José Luis Alvite
Las termitas
La idea que yo tengo de los reyes me viene de lo que aprendí estudiando Historia en el bachillerato. Se trataba de unos señores caprichosos y enfermizos que comían con gula y les pellizcaban el culo a las doncellas de la reina. Padecían de gota, cazaban ayudados por una jauría de perros y lacayos, cometían el capricho de la injusticia para ser luego magnánimos y se reproducía con un sexo sin deseo, motivados por un cierto sentido del deber, después de haberse casado con una señora muy fea a la que incluso a oscuras le ladraban sus perros.

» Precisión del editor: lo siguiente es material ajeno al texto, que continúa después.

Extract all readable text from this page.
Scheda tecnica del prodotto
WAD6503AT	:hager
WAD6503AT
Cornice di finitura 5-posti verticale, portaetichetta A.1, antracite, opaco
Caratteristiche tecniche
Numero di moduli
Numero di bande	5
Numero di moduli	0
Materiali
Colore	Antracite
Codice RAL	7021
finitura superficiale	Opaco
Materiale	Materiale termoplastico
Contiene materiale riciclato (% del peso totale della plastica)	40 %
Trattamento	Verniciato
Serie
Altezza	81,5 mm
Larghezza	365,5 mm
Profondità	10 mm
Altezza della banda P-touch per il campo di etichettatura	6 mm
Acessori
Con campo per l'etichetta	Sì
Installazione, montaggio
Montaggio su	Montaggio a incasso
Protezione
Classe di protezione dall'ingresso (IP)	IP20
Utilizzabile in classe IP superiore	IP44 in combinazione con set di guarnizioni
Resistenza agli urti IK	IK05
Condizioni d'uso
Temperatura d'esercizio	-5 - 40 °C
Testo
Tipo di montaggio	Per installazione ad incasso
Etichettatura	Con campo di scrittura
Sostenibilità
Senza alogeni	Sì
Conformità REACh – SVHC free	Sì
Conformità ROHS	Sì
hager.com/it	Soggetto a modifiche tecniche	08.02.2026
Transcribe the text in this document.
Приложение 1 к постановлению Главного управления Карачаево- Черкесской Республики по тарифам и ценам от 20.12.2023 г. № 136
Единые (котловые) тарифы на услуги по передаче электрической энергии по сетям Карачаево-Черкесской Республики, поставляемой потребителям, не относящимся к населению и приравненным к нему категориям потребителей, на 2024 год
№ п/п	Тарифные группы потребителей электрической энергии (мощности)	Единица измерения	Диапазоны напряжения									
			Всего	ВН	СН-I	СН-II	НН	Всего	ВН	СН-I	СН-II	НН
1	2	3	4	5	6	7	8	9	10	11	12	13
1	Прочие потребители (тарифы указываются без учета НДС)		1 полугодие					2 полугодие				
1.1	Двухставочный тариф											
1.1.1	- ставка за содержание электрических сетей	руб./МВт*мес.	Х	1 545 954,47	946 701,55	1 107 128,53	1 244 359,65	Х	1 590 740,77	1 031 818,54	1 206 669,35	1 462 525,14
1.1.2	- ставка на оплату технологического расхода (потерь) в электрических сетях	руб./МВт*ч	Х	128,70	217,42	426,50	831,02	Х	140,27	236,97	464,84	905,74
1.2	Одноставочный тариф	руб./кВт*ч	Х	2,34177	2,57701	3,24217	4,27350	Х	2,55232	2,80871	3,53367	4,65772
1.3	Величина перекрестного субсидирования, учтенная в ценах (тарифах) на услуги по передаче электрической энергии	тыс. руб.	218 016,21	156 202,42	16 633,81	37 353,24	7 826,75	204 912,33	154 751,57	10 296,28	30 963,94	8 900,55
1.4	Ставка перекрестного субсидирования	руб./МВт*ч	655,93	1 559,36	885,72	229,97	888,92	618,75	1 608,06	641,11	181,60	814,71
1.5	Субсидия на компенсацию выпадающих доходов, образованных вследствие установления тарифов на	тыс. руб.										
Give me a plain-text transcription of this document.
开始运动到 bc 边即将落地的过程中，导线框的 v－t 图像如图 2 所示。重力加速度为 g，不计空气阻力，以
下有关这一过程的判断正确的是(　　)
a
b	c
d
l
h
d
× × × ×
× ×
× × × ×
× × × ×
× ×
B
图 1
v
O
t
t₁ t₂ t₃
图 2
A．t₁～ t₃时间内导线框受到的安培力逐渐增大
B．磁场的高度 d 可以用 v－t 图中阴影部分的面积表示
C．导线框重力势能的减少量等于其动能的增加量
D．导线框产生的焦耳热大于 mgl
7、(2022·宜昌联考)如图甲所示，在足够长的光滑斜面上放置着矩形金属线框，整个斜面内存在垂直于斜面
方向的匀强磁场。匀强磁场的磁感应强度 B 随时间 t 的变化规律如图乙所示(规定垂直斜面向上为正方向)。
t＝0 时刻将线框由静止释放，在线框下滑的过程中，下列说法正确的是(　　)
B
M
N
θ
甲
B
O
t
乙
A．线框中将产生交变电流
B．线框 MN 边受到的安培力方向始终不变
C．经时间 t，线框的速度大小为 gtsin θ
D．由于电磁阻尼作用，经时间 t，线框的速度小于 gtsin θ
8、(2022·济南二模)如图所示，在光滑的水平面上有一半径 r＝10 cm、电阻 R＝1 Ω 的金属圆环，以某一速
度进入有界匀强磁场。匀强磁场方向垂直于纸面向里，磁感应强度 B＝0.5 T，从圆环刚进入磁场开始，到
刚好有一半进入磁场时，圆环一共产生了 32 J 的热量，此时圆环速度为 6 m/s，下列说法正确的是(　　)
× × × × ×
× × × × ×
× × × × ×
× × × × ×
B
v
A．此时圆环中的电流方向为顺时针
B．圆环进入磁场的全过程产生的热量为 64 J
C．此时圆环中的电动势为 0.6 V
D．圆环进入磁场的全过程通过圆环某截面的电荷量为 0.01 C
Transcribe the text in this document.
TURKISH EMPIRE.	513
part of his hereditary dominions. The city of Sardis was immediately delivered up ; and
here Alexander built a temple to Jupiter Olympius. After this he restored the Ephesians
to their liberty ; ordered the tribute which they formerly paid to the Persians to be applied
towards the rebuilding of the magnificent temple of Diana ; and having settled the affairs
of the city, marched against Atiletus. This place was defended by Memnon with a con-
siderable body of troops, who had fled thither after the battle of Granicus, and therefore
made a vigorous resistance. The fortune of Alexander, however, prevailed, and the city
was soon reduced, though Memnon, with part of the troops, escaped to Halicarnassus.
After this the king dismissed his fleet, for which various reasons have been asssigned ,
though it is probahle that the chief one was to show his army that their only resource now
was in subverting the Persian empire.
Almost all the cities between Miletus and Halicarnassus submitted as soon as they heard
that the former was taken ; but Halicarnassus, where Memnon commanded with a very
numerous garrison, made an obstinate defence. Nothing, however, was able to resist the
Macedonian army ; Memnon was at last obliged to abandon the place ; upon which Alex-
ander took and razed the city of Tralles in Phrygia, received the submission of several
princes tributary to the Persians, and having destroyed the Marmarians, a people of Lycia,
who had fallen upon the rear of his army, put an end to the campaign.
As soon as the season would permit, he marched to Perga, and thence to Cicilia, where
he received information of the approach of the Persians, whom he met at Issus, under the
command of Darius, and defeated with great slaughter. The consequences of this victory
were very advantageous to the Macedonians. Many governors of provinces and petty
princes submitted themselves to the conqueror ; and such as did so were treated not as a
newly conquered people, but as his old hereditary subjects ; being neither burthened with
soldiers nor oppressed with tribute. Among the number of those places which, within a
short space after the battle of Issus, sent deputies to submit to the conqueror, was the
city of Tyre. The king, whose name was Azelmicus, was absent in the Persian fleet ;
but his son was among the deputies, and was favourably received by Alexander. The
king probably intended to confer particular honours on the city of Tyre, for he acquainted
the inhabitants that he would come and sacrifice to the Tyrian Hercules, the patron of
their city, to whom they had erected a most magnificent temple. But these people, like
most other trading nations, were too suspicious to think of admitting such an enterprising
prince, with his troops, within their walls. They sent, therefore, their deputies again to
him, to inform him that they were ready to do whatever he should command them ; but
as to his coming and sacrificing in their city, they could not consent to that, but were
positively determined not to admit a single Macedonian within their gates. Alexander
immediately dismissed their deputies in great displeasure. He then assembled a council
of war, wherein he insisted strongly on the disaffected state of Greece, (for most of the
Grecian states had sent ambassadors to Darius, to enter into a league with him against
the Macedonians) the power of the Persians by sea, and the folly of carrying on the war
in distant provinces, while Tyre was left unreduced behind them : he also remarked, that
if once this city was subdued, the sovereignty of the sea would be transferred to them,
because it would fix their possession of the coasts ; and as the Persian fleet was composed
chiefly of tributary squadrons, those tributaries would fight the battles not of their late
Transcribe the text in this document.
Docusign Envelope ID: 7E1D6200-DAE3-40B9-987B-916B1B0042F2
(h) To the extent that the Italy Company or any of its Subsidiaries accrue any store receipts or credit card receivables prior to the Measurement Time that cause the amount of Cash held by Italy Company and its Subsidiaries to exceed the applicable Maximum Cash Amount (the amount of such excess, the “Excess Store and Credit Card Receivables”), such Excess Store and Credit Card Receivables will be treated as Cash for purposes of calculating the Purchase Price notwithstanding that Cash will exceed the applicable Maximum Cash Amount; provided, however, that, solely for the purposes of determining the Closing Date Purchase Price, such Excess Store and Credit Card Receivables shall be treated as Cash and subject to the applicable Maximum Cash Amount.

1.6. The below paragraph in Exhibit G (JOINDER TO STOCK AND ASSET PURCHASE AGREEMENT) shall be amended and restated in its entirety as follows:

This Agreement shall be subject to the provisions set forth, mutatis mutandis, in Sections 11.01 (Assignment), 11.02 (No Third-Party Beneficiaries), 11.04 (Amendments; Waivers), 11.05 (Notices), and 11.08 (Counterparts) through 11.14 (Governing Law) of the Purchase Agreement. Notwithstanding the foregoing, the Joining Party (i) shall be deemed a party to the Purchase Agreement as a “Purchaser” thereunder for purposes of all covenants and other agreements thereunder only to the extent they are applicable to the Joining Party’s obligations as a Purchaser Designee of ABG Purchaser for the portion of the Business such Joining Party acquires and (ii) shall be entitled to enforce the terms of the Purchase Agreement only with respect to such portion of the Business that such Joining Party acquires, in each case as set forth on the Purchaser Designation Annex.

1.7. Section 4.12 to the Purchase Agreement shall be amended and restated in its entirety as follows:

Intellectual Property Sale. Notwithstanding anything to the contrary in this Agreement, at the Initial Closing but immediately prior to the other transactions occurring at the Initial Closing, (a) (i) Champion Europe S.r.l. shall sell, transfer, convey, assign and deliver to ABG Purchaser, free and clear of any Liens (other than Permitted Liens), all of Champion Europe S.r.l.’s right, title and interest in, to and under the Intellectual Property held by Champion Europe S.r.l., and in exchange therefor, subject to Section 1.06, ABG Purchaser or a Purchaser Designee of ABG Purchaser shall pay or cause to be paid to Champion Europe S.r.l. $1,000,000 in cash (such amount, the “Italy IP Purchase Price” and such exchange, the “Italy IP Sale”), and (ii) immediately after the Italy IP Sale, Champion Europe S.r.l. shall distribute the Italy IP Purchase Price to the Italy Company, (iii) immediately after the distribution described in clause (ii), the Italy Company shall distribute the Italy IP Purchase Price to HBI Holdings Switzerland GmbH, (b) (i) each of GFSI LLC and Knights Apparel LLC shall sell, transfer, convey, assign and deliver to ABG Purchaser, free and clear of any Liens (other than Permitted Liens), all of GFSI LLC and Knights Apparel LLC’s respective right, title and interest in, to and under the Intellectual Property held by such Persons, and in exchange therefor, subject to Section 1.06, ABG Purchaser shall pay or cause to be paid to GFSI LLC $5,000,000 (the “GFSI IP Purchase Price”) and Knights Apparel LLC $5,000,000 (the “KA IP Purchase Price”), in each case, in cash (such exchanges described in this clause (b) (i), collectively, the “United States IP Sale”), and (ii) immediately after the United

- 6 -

Completé mi visión con la lectura temprana de la revista «Hola», que me mostró unas familias reales elegantes e higiénicas que daban bailes benéficos en palacio y esquiaban en Innsbruck arrastrando tras de sí por las laderas nevadas la suave cacerolada de un séquito pulcro y contenido en el que nunca faltaban el biógrafo, la amante y el cardiólogo. Después, los príncipes se casaron con mujeres de la calle y los tronos se ventilaron con los aires nuevos de una hornada de chicas sin hemofilia que ni en su mejor noche habían soñado encontrar por la mañana una corona en la loza del desayuno. Los puristas se llevaron las manos a la cabeza y auguraron el fin del abolengo, el ocaso de las rancias dinastías, la extinción de los viejos reinados oscuros y recargados de ebanistería. Creo que mi profesor de Historia también se habría decepcionado. Supongo que se pondría del lado de quienes creen que sólo merece reinar un monarca de los de antes, de cuando, al sentirse enfermo, el rey aceptaba sin rechistar que su médico de cabecera consultase con el carpintero antes de administrarle a Su Majestad el tratamiento contra las termitas. Pensando en la pureza de la monarquía, mi viejo profesor habría preferido que el Príncipe Don Felipe, en vez de con Letizia Ortiz, se hubiese casado con Jaime Peñafiel.